I reperti egizi sono stati analizzati nei laboratori del Policlinico sotto lo sguardo attento della dottoressa Amenta che non li ha mai lasciati un attimo da soli. A differenza del passato, quando per capire se la mummia era autentica venivano impiegate tecniche che potevano intaccare l’integrità dell’oggetto, oggi si utilizzano analisi con i raggi X e più recentemente la tomografia computerizzata, più conosciuta come Tac. Grazie all’impiego delle nuove tecnologie, molte mummie si sono rivelate non autentiche. «Si parla in questi casi di pseudo-mummie – spiega il professor Longo -. Si deve però distinguere se si sia in presenza di mummie egizie senza corpo, perché probabilmente distrutto dalla causa della morte, e in questo caso si parla di fonte affidabile faraonico-romana, oppure il reperto sia una mummia di età moderna, e in questo caso si è in presenza di mummie false vendute fraudolentemente come vere».

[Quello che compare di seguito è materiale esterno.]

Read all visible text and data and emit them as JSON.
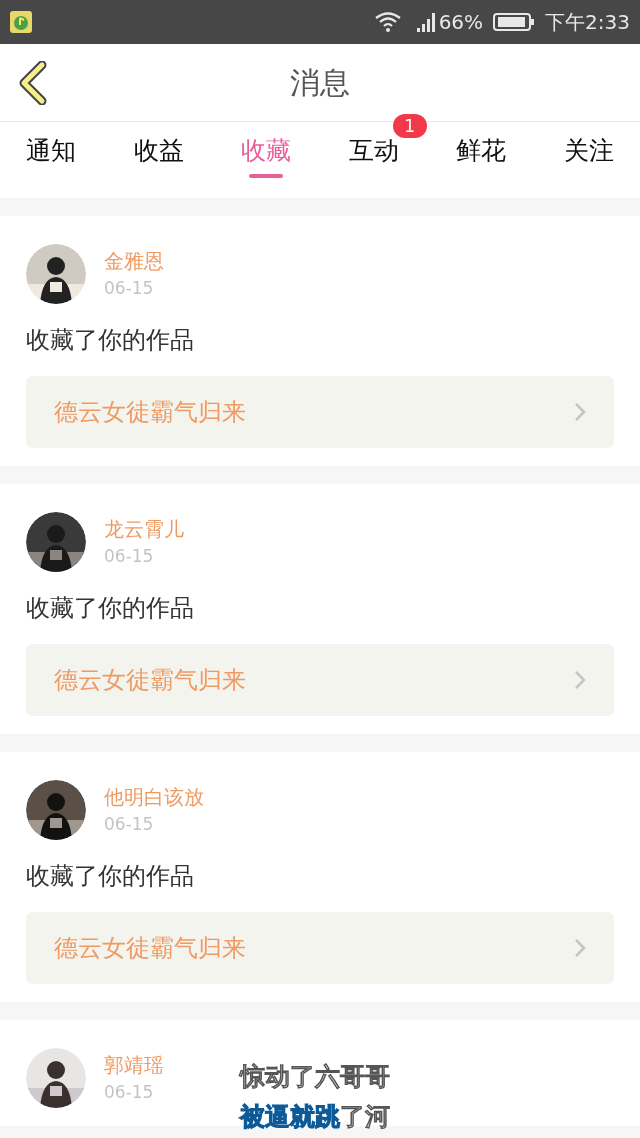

Nei laboratori del Policlinico sono state sottoposte a Tac le mummie bambine codificate con i numeri 57.852 e 57.853. «Nella prima abbiamo trovato solo alcune ossa degli arti inferiori di un adulto, mentre la maggior parte del contenuto era stata fatta con bende ripiegate su se stesse, fissate tra loro da diversi chiodi». Per sapere che età avessero le ossa dentro la mummia è stato eseguito un esame al radiocarbonio su un piccolo pezzo di tibia sinistra. «Abbiamo stabilito che questo esemplare risale all’anno mille – sottolinea Longo -. Le ossa ritrovate nella mummia non appartengono a un bambino e nemmeno a un individuo completo. Ma soprattutto che non risalgono all’età faraonica». Lo stesso studio è stato condotto anche sulla seconda mummia bambina arrivando alle stesse conclusioni. «Anche in questo caso sono state trovate diverse ossa umane adulte – prosegue Longo – in particolare quelle degli arti inferiori e di parte del bacino e della colonna lombare sempre con un ammasso di bende ripiegate su se stesse, fissate con chiodi, per dare forma alla struttura».
Dalle analisi è stato possibile inoltre dimostrare che i volti erano stati realizzati con una maschera composta probabilmente da gesso. Peraltro, nulla esclude che siano state create con lo stesso stampo. «Si tratta di una struttura composta dalla sovrapposizione di una lamina di stagno, ricoperta da un materiale con un’alta percentuale di calcio». Questo dato è apparso ai ricercatori come un importante indizio sulla non autenticità dei reperti. «Il foglio di stagno è riconducibile a una manifattura medioevale o comunque più recente» prosegue Longo. Lo stagno non è presente nei reperti dell’antico Egitto. Stesso discorso per i chiodi che fissavano le bende.
Tutti particolari che, comunque, non tolgono fascino, ma al contrario accrescono l’alone di mistero attorno alle due mummie.